Boy, did I take a country road to get to the verdict! Sorry about that people…

His heart is absolutely, and utterly wonderful.

As with last year, the cardiologist said his heart repair looks ‘perfect.’ There is no calcification or narrowing of the pulmonary valve or artery that they replaced. There is no valve regurgitation either. In fact, for all intents and purposes, at the moment, his heart function is totally normal.

We, of course, asked for a timeframe on how long we can expect this to last. Unsurprisingly, we are in a bit of a ‘how long is a piece of string?’ situation. But, even with some cautious doctor heeming and hawing she said, if nothing changed suddenly, Albie will be at least 6 years old before he needs more heart surgery. It feels like a long way off.
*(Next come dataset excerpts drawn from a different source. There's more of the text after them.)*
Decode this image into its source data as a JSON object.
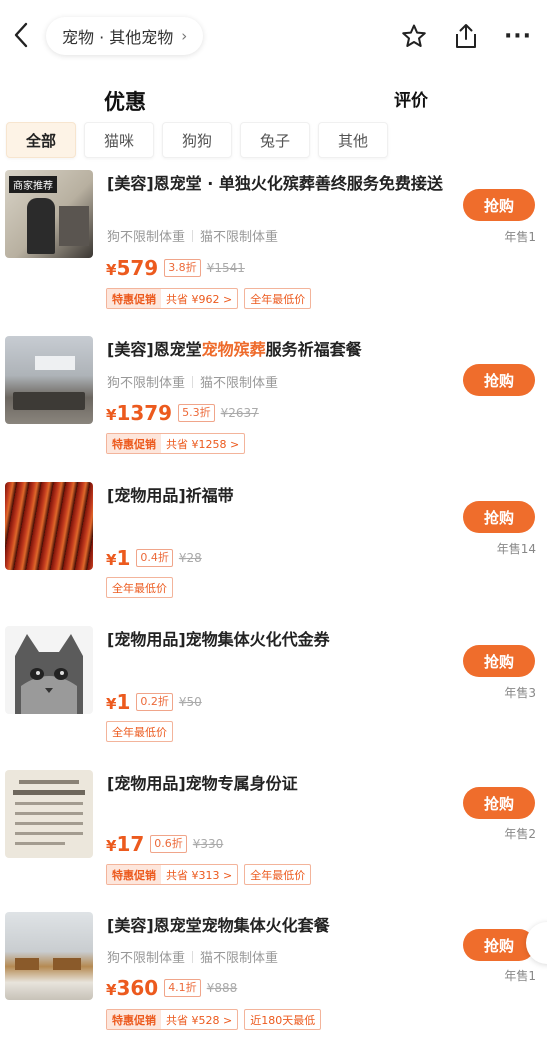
{
  "header": {
    "breadcrumb": "宠物 · 其他宠物",
    "back_icon": "chevron-left-icon",
    "actions": [
      "star-icon",
      "share-icon",
      "more-icon"
    ],
    "more_label": "···"
  },
  "sections": {
    "deals": "优惠",
    "reviews": "评价"
  },
  "filters": [
    "全部",
    "猫咪",
    "狗狗",
    "兔子",
    "其他"
  ],
  "colors": {
    "accent": "#ef6d2c",
    "price": "#ec5a1e",
    "highlight_underline": "#f5c842"
  },
  "products": [
    {
      "title": "[美容]恩宠堂 · 单独火化殡葬善终服务免费接送",
      "thumb_caption": "商家推荐",
      "specs": [
        "狗不限制体重",
        "猫不限制体重"
      ],
      "price_symbol": "¥",
      "price": "579",
      "discount": "3.8折",
      "original": "¥1541",
      "tags": [
        {
          "badge": "特惠促销",
          "text": "共省 ¥962 >"
        },
        {
          "badge": "",
          "text": "全年最低价"
        }
      ],
      "buy": "抢购",
      "sold": "年售1"
    },
    {
      "title_prefix": "[美容]恩宠堂",
      "title_highlight": "宠物殡葬",
      "title_suffix": "服务祈福套餐",
      "specs": [
        "狗不限制体重",
        "猫不限制体重"
      ],
      "price_symbol": "¥",
      "price": "1379",
      "discount": "5.3折",
      "original": "¥2637",
      "tags": [
        {
          "badge": "特惠促销",
          "text": "共省 ¥1258 >"
        }
      ],
      "buy": "抢购",
      "sold": ""
    },
    {
      "title": "[宠物用品]祈福带",
      "specs": [],
      "price_symbol": "¥",
      "price": "1",
      "discount": "0.4折",
      "original": "¥28",
      "tags": [
        {
          "badge": "",
          "text": "全年最低价"
        }
      ],
      "buy": "抢购",
      "sold": "年售14"
    },
    {
      "title": "[宠物用品]宠物集体火化代金券",
      "specs": [],
      "price_symbol": "¥",
      "price": "1",
      "discount": "0.2折",
      "original": "¥50",
      "tags": [
        {
          "badge": "",
          "text": "全年最低价"
        }
      ],
      "buy": "抢购",
      "sold": "年售3"
    },
    {
      "title": "[宠物用品]宠物专属身份证",
      "specs": [],
      "price_symbol": "¥",
      "price": "17",
      "discount": "0.6折",
      "original": "¥330",
      "tags": [
        {
          "badge": "特惠促销",
          "text": "共省 ¥313 >"
        },
        {
          "badge": "",
          "text": "全年最低价"
        }
      ],
      "buy": "抢购",
      "sold": "年售2"
    },
    {
      "title": "[美容]恩宠堂宠物集体火化套餐",
      "specs": [
        "狗不限制体重",
        "猫不限制体重"
      ],
      "price_symbol": "¥",
      "price": "360",
      "discount": "4.1折",
      "original": "¥888",
      "tags": [
        {
          "badge": "特惠促销",
          "text": "共省 ¥528 >"
        },
        {
          "badge": "",
          "text": "近180天最低"
        }
      ],
      "buy": "抢购",
      "sold": "年售1"
    }
  ]
}
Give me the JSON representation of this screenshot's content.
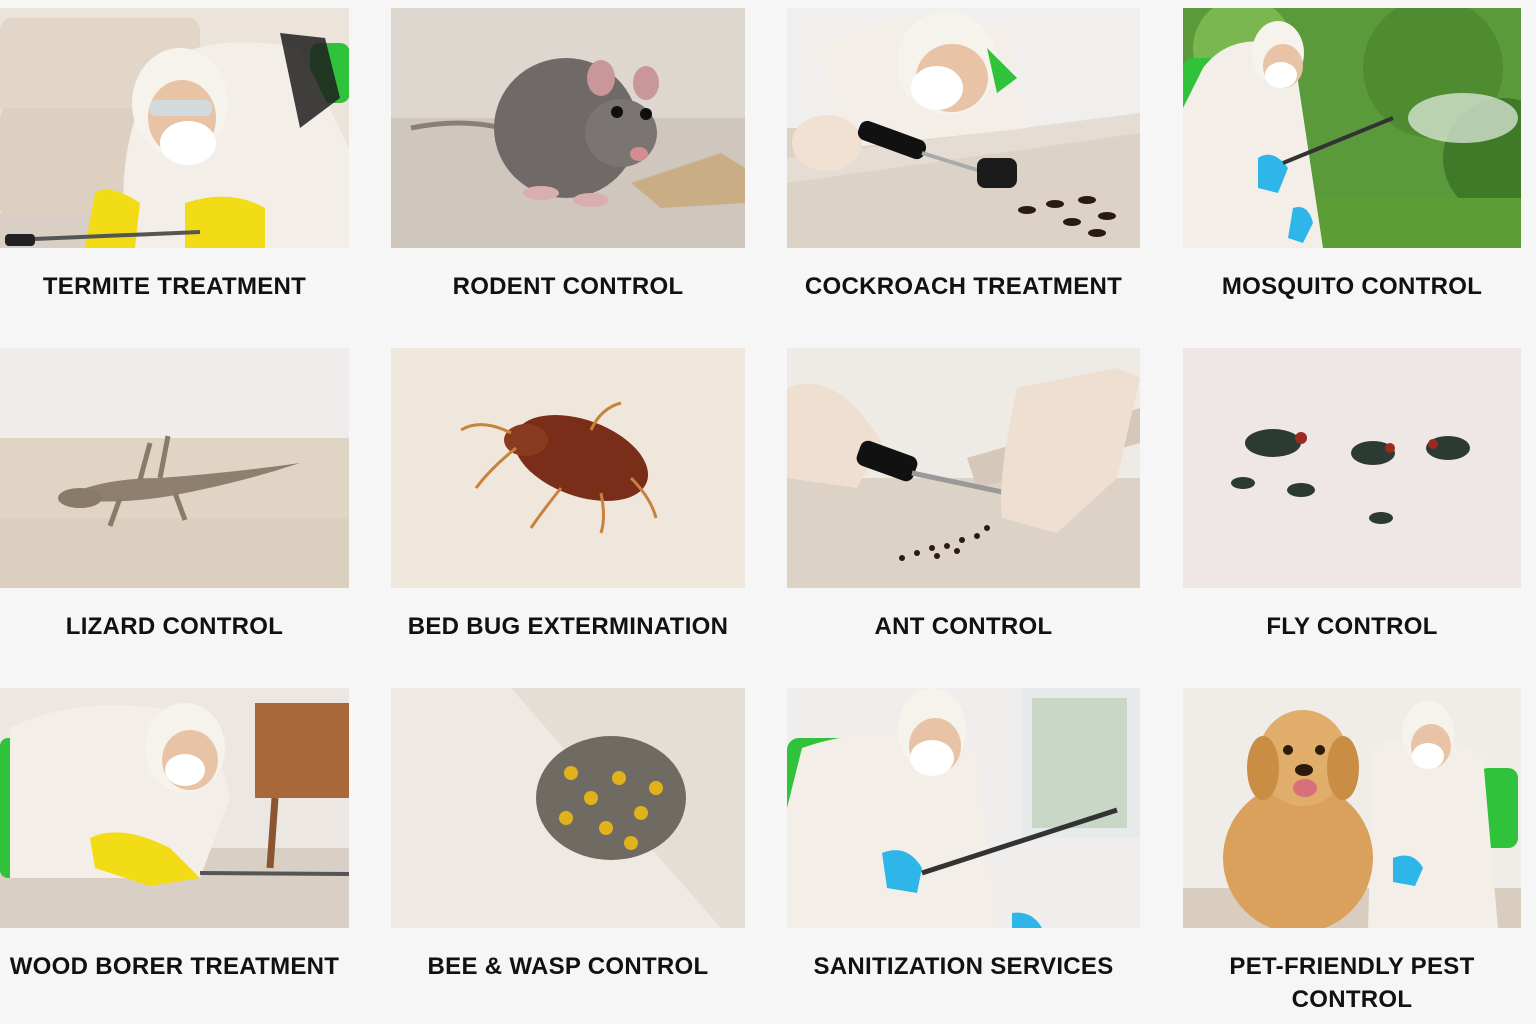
{
  "services": [
    {
      "label": "TERMITE TREATMENT",
      "icon": "technician-spraying-under-sofa"
    },
    {
      "label": "RODENT CONTROL",
      "icon": "rat"
    },
    {
      "label": "COCKROACH TREATMENT",
      "icon": "technician-spraying-cockroaches"
    },
    {
      "label": "MOSQUITO CONTROL",
      "icon": "technician-fogging-garden"
    },
    {
      "label": "LIZARD CONTROL",
      "icon": "lizard"
    },
    {
      "label": "BED BUG EXTERMINATION",
      "icon": "bed-bug"
    },
    {
      "label": "ANT CONTROL",
      "icon": "hands-spraying-ants"
    },
    {
      "label": "FLY CONTROL",
      "icon": "flies"
    },
    {
      "label": "WOOD BORER TREATMENT",
      "icon": "technician-spraying-furniture"
    },
    {
      "label": "BEE & WASP CONTROL",
      "icon": "wasp-nest"
    },
    {
      "label": "SANITIZATION SERVICES",
      "icon": "technician-sanitizing-room"
    },
    {
      "label": "PET-FRIENDLY PEST CONTROL",
      "icon": "technician-with-dog"
    }
  ],
  "colors": {
    "background": "#f6f6f6",
    "label_text": "#111111",
    "suit_white": "#f3eee8",
    "sprayer_green": "#2fc23a",
    "glove_yellow": "#f2dc16",
    "glove_blue": "#2eb6e8"
  }
}
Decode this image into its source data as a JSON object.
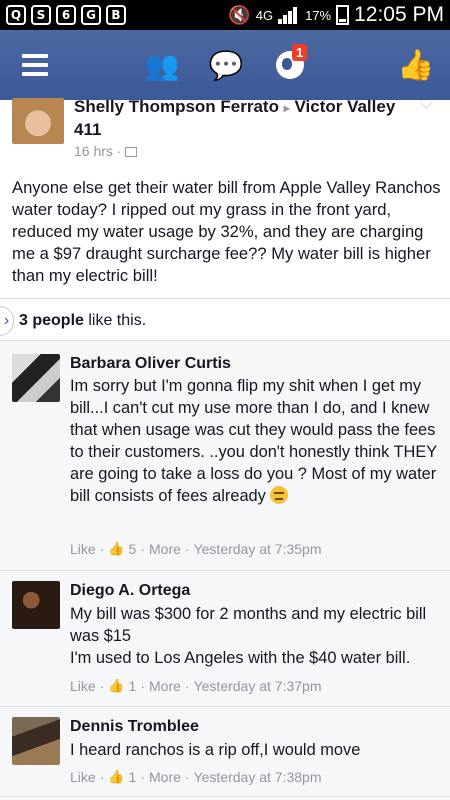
{
  "status_bar": {
    "icons": [
      "Q",
      "S",
      "6",
      "G",
      "B"
    ],
    "network": "4G",
    "battery": "17%",
    "time": "12:05 PM"
  },
  "top_bar": {
    "notification_badge": "1"
  },
  "post": {
    "author": "Shelly Thompson Ferrato",
    "separator": "▸",
    "group": "Victor Valley 411",
    "time": "16 hrs ·",
    "text": "Anyone else get their water bill from Apple Valley Ranchos water today? I ripped out my grass in the front yard, reduced my water usage by 32%, and they are charging me a $97 draught surcharge fee?? My water bill is higher than my electric bill!",
    "likes_count": "3 people",
    "likes_suffix": " like this."
  },
  "comments": [
    {
      "name": "Barbara Oliver Curtis",
      "text": "Im sorry but I'm gonna flip my shit when I get my bill...I can't cut my use more than I do, and I knew that when usage was cut they would pass the fees to their customers. ..you don't honestly think THEY are going to take a loss do you ? Most of my water bill consists of fees already",
      "like": "Like",
      "likes": "5",
      "more": "More",
      "time": "Yesterday at 7:35pm"
    },
    {
      "name": "Diego A. Ortega",
      "text": "My bill was $300 for 2 months and my electric bill was $15",
      "text2": "I'm used to Los Angeles with the $40 water bill.",
      "like": "Like",
      "likes": "1",
      "more": "More",
      "time": "Yesterday at 7:37pm"
    },
    {
      "name": "Dennis Tromblee",
      "text": "I heard ranchos is a rip off,I would move",
      "like": "Like",
      "likes": "1",
      "more": "More",
      "time": "Yesterday at 7:38pm"
    }
  ]
}
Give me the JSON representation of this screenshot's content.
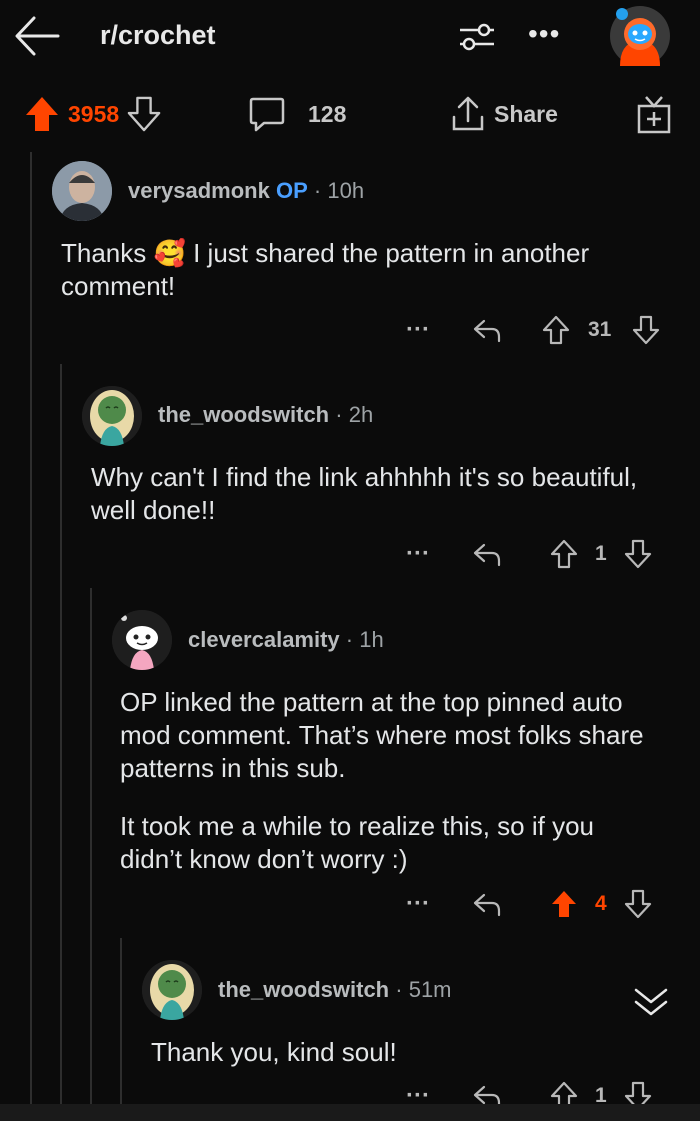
{
  "header": {
    "subreddit": "r/crochet"
  },
  "post_bar": {
    "score": "3958",
    "comments": "128",
    "share_label": "Share"
  },
  "comments": [
    {
      "user": "verysadmonk",
      "badge": "OP",
      "sep": "·",
      "time": "10h",
      "text_before": "Thanks",
      "emoji": "🥰",
      "text_after": "I just shared the pattern in another comment!",
      "more": "···",
      "score": "31"
    },
    {
      "user": "the_woodswitch",
      "sep": "·",
      "time": "2h",
      "text": "Why can't I find the link ahhhhh it's so beautiful, well done!!",
      "more": "···",
      "score": "1"
    },
    {
      "user": "clevercalamity",
      "sep": "·",
      "time": "1h",
      "para1": "OP linked the pattern at the top pinned auto mod comment. That’s where most folks share patterns in this sub.",
      "para2": "It took me a while to realize this, so if you didn’t know don’t worry :)",
      "more": "···",
      "score": "4",
      "upvoted": true
    },
    {
      "user": "the_woodswitch",
      "sep": "·",
      "time": "51m",
      "text": "Thank you, kind soul!",
      "more": "···",
      "score": "1"
    }
  ],
  "colors": {
    "accent": "#ff4500",
    "op": "#4a9fff",
    "background": "#0b0b0b"
  }
}
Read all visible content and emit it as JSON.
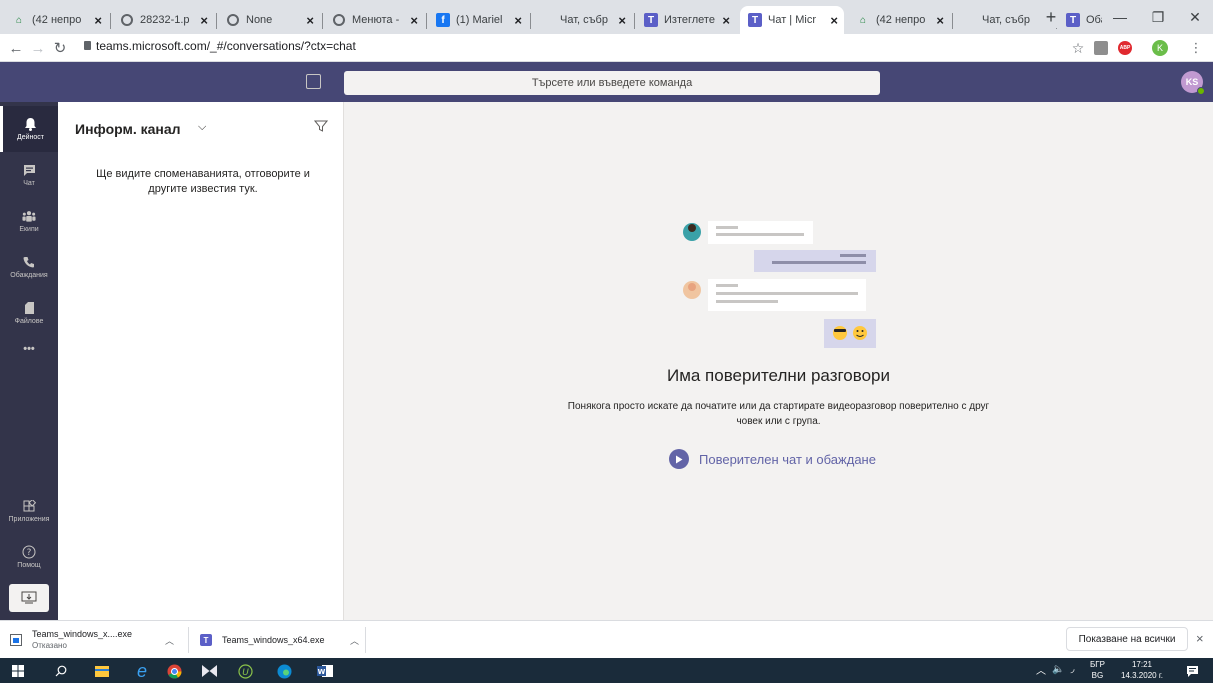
{
  "browser": {
    "tabs": [
      {
        "title": "(42 непро",
        "favicon": "home-icon"
      },
      {
        "title": "28232-1.p",
        "favicon": "globe-icon"
      },
      {
        "title": "None",
        "favicon": "globe-icon"
      },
      {
        "title": "Менюта -",
        "favicon": "globe-icon"
      },
      {
        "title": "(1) Mariel",
        "favicon": "facebook-icon"
      },
      {
        "title": "Чат, събр",
        "favicon": "microsoft-icon"
      },
      {
        "title": "Изтеглете",
        "favicon": "teams-icon"
      },
      {
        "title": "Чат | Micr",
        "favicon": "teams-icon",
        "active": true
      },
      {
        "title": "(42 непро",
        "favicon": "home-icon"
      },
      {
        "title": "Чат, събр",
        "favicon": "microsoft-icon"
      },
      {
        "title": "Обаждан",
        "favicon": "teams-icon"
      }
    ],
    "new_tab": "+",
    "url": "teams.microsoft.com/_#/conversations/?ctx=chat"
  },
  "teams": {
    "search_placeholder": "Търсете или въведете команда",
    "avatar_initials": "KS",
    "rail": [
      {
        "label": "Дейност",
        "icon": "bell-icon"
      },
      {
        "label": "Чат",
        "icon": "chat-icon"
      },
      {
        "label": "Екипи",
        "icon": "teams-icon"
      },
      {
        "label": "Обаждания",
        "icon": "phone-icon"
      },
      {
        "label": "Файлове",
        "icon": "file-icon"
      }
    ],
    "rail_more": "•••",
    "rail_bottom": [
      {
        "label": "Приложения",
        "icon": "apps-icon"
      },
      {
        "label": "Помощ",
        "icon": "help-icon"
      }
    ],
    "panel": {
      "title": "Информ. канал",
      "empty_message": "Ще видите споменаванията, отговорите и другите известия тук."
    },
    "main": {
      "title": "Има поверителни разговори",
      "description": "Понякога просто искате да початите или да стартирате видеоразговор поверително с друг човек или с група.",
      "action": "Поверителен чат и обаждане"
    }
  },
  "downloads": {
    "items": [
      {
        "name": "Teams_windows_x....exe",
        "status": "Отказано"
      },
      {
        "name": "Teams_windows_x64.exe",
        "status": ""
      }
    ],
    "show_all": "Показване на всички"
  },
  "taskbar": {
    "lang_top": "БГР",
    "lang_bottom": "BG",
    "time": "17:21",
    "date": "14.3.2020 г."
  }
}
The plan is to see him six monthly for a while, and then switch to yearly appointments if there are no marked changes.

The weight off my mind and our shoulders was instant. Marcus and I did high fives – first with Albie, then the surprised cardiologist. We grinned like Cheshire Cats and chuckled like fools. All that “mental preparation” I was talking about earlier (lets just call it anxiety shall we?),  was nothing more than catastrophising.

Our Albie is fine and well.

And I remember that mother’s email to me.

It is my turn to write that message to new cardiac mums:

It gets easier. There are many days now where we simply forget he is anything other than healthy.